Op-Ed: FEMA provides Hurricane María progress report
In the four weeks since Hurricane María made landfall on Puerto Rico, the Federal Emergency Management Agency (FEMA) and its federal and local partners, have been making progress in the nation’s most logistically complex response in FEMA history.
For Puerto Rico, Hurricane María was a catastrophic event causing damage beyond that of most storms.
Puerto Rico, a territory roughly the size of Connecticut, is more than 1,000 miles from the continental United States, creating logistical challenges bringing millions of pounds of cargo to the island.
After landfall, Puerto Rico was left without potable running water. Waist-deep flooding, mudslides and winds powerful enough to uproot the concrete foundations of metal utility poles, impacted more than 80 percent of the island’s power grid.
In addition, the existing infrastructure for cellular and wireless service was rendered virtually useless further hampering communications. Rebuilding will take years. Despite this unprecedented level of devastation, the progress being made since the storm will rewrite national disaster response history.
More than 16,500 federal employees and 74 voluntary agencies remain focused on gaining stability in five critical areas that include delivering meals and water to communities in need, restoring power, maintaining a sound medical support structure, and protecting property against further damage from wind and rain.
Meals and water
FEMA’s coordinated response to provide meals and water is one of the longest sustained disaster air operations in U.S. disaster-relief history. More than 650 flights have been logged in support of crucial humanitarian efforts, flying more than 700 air drops of food and water pallets to stranded storm survivors.
Running water has been restored to more than 65 percent of clients served by the Puerto Rico Aqueduct and Sewer Authority (PRASA).
Through the combined efforts of the federal government, the government of Puerto Rico and voluntary agencies, more than 600,000 meals a day have been distributed across the island. More than 200 schools, as well as shelters and senior centers, served as community feeding centers. To date, more than 10 million liters of bottled water and more than 3.6 million gallons of potable bulk water have been distributed.
Emergency power restoration efforts
The emergency power restoration underway is the largest temporary power mission for the 249th Engineer Battalion ever on U.S. soil. The U.S. Army Corps of Engineers is supporting the planning, coordination and integration efforts to repair the electrical power grid, as well as temporary power needs on the island.
To date, the U.S. Army Corps installed more than 134 generators to critical infrastructure, and completed more than 400 generator assessments.
One of the world’s largest planes transported two crucial new generators, turbines and connecting equipment for the Palo Seco Power Plant to supply electric power to the city of San Juan.
While a temporary fix, the generators will help to increase reliability on power generation and reduce power outages to the customers already receiving power. At the same time, more than 1,000 linemen, more than 50,000 poles and 6,500 miles of cable are en route to support the restoration of the power transmission and power distribution across the island.
The medical support provided in Puerto Rico is one of the largest federal medical operations ever launched for a disaster.

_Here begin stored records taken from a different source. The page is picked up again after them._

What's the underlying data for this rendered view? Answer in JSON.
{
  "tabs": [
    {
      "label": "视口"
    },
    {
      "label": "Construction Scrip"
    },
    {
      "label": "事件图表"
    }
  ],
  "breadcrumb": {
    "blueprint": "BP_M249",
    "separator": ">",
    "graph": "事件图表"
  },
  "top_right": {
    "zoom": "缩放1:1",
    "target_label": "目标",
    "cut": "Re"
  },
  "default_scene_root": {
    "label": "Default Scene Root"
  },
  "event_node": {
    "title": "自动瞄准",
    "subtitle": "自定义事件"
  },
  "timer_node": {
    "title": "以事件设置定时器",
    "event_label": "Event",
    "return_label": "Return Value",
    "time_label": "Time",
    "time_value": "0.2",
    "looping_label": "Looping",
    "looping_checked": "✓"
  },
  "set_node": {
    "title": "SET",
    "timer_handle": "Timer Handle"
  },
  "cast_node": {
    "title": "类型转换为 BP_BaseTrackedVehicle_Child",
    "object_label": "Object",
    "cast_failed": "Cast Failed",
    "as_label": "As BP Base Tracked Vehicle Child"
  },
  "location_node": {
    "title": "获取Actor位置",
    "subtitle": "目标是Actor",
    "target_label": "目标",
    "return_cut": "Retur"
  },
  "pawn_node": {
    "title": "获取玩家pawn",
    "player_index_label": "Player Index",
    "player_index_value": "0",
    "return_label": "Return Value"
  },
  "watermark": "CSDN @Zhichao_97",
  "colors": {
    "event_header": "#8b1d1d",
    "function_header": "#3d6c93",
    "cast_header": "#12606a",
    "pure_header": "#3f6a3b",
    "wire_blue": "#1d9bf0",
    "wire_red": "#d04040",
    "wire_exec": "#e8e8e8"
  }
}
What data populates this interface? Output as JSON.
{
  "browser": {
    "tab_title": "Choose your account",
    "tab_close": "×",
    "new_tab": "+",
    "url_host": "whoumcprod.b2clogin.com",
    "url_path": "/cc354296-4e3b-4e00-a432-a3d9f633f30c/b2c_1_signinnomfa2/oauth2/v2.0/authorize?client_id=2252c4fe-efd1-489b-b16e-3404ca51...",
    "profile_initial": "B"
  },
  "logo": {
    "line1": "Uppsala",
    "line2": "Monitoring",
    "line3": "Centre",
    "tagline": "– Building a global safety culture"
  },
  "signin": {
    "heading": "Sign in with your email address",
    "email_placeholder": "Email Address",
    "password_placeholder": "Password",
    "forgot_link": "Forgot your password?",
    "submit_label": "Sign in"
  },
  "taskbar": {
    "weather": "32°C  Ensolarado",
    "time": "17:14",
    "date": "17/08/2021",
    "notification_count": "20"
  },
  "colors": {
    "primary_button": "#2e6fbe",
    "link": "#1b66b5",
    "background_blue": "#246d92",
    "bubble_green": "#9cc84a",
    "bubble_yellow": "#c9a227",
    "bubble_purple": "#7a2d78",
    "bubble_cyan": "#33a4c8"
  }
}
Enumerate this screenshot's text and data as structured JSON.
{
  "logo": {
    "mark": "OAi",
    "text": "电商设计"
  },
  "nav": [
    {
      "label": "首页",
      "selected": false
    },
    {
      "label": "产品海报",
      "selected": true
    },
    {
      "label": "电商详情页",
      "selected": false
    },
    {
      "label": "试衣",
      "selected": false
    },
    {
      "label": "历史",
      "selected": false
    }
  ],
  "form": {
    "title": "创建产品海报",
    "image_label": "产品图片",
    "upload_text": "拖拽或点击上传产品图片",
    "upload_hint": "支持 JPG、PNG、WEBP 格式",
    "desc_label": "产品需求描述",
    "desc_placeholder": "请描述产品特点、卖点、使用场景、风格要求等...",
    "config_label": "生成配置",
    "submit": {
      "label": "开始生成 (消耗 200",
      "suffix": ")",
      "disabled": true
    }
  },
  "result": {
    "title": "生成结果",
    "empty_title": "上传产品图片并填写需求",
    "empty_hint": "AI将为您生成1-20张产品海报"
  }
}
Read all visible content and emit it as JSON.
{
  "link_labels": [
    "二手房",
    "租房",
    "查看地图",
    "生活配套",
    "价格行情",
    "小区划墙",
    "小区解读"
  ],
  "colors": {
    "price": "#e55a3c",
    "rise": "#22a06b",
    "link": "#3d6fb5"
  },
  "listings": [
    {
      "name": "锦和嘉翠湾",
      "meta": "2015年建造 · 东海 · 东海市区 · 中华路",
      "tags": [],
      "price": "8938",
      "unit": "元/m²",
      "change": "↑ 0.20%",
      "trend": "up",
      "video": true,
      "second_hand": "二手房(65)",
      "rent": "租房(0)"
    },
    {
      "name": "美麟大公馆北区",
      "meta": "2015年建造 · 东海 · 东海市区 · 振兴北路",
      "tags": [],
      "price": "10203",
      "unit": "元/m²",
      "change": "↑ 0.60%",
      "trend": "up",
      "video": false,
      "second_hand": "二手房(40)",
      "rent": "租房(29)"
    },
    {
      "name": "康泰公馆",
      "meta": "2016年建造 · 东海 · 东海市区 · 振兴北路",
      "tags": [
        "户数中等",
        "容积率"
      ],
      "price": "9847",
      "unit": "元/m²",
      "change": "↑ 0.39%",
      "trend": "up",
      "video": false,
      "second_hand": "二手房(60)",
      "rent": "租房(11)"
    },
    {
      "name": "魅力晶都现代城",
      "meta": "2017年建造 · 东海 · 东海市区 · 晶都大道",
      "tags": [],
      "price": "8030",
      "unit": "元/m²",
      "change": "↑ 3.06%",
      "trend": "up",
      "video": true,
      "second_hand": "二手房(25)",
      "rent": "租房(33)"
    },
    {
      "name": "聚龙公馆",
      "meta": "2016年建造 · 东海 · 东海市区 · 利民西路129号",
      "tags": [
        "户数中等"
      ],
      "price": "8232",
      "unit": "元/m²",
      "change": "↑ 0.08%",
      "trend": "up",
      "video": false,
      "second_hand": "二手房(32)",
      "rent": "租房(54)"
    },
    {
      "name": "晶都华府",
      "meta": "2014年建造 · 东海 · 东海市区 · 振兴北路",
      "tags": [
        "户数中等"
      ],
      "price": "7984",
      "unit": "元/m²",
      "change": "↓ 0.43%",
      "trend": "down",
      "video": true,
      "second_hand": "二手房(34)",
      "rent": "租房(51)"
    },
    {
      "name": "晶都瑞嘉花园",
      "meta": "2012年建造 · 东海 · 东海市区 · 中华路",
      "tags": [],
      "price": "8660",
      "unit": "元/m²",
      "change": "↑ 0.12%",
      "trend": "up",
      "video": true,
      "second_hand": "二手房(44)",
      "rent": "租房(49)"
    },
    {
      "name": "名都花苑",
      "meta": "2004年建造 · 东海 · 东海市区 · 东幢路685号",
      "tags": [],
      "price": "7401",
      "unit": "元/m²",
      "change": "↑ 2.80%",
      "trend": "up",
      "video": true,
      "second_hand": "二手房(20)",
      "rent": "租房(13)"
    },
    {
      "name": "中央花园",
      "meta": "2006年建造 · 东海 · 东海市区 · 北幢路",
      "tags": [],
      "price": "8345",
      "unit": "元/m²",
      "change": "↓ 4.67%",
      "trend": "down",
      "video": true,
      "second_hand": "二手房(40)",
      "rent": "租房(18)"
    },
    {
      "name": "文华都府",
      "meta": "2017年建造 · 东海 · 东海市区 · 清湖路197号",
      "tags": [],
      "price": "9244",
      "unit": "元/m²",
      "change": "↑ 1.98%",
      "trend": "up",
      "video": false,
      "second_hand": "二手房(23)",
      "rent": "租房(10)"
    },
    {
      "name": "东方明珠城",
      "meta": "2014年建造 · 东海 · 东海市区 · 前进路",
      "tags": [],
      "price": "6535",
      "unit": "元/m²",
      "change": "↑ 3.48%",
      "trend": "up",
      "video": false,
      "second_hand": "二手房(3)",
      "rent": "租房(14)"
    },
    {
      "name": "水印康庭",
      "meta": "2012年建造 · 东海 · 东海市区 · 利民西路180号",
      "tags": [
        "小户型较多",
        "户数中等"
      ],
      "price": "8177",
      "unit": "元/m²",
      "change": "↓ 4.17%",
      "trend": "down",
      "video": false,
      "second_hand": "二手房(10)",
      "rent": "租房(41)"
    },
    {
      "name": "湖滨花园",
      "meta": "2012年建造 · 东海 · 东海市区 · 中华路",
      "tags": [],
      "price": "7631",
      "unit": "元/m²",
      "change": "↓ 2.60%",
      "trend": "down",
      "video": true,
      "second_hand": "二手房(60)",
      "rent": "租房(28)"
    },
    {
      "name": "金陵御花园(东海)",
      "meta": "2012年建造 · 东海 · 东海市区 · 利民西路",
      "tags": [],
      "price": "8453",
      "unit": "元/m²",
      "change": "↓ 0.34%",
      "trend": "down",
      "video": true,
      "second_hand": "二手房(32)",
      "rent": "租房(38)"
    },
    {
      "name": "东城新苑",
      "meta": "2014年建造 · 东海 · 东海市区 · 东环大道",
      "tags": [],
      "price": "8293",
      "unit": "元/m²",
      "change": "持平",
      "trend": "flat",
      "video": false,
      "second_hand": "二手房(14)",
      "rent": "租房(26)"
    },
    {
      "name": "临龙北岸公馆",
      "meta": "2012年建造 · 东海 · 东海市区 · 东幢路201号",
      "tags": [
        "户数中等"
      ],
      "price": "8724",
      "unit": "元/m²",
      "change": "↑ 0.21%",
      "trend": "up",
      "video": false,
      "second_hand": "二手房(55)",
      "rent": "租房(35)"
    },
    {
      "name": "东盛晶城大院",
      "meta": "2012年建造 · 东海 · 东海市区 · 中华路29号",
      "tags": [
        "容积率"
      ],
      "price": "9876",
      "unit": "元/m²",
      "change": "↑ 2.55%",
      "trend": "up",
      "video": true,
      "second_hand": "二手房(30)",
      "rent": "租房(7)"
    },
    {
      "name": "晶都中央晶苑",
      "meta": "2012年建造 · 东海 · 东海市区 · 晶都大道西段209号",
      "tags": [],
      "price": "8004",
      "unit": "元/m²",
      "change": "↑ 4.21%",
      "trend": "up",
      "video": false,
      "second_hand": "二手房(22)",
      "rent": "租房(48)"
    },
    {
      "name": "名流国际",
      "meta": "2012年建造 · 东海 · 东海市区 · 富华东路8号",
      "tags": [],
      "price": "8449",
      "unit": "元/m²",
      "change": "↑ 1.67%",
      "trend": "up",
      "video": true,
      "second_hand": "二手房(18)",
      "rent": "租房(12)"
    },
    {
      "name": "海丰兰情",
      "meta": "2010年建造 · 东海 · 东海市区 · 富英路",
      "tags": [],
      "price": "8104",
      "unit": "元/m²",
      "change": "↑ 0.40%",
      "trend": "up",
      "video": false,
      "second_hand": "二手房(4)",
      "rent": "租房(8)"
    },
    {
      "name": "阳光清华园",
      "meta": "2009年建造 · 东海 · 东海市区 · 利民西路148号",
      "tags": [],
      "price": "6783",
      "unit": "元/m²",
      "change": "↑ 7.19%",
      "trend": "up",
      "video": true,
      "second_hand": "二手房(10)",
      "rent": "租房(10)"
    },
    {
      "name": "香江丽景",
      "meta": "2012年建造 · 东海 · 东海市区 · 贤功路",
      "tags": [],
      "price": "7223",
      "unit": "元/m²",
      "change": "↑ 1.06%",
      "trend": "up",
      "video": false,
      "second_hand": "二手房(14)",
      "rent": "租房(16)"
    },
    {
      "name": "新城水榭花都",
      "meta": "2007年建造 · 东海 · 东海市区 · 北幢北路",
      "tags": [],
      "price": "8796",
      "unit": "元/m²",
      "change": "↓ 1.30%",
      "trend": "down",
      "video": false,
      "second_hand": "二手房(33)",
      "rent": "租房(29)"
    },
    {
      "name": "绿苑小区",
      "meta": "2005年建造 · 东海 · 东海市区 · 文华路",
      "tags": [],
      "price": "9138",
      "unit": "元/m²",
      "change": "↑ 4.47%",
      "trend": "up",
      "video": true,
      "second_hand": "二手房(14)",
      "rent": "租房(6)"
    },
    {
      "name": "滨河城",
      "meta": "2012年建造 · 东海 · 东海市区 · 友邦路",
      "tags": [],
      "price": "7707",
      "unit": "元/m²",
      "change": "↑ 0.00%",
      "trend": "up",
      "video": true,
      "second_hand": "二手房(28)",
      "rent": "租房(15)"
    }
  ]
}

There are nearly 2,000 federal medical and support personnel deployed to Puerto Rico and they have cared for more than 6,100 people.
The U.S. Department of Health and Human Services (HHS) has more than 500 personnel from the National Disaster Medical System (NDMS) and the U.S. Public Health Service (USPHS) deployed to Puerto Rico. These medical personnel are providing care in nine locations throughout the island, delivering care to survivors where hospital facilities are overwhelmed or unavailable.
HHS medical teams provide emergency care tailored to the specific needs of each location, ranging from primary and acute care to triage, resuscitation and stabilization.
The Department of Defense is leveraging land, air, and seaborne assets to deliver medical supplies and transport patients from isolated communities for care in other areas of Puerto Rico.
To supplement the need for advanced medical care, the U.S. Army’s 14th Combat Support Hospital (14th CSH) deployed a 44-bed mobile hospital in Humacao, Puerto Rico. The 14th CSH is able to provide health service support in the form of curative, preventive, and stabilization for evacuation.
In some instances, when critical care patients need levels of care beyond what is available at a local hospital, the patient may be evacuated to the hospital ship, USNS Comfort.
Since its arrival on Oct. 3, the USNS Comfort provided medical care for more than 100 triage, long-term care or critical care patients. Three patients are still receiving long-term care.
Doctors also delivered the first baby born on the Comfort since 2010. In honor of the occasion, the Comfort’s current Ship’s Master, Roger Gwinn, ceremoniously renamed one of the ship’s two small boat tenders the Sara Victoria.
Protection from rain and wind
More than 42,000 tarps have been distributed to aid residents in protecting their damaged roofs from wind and rain. The USACE installed more than 400 blue roofs through the blue roof program.
To date, FEMA approved more than $87 million in housing assistance and $336.2 million in public assistance for local governments and nonprofit organizations. In addition, the SBA has approved more than $1.2 million in low-interest disaster loans.
The aid comes to Puerto Rico as a result of the major disaster declaration signed by President Trump last month.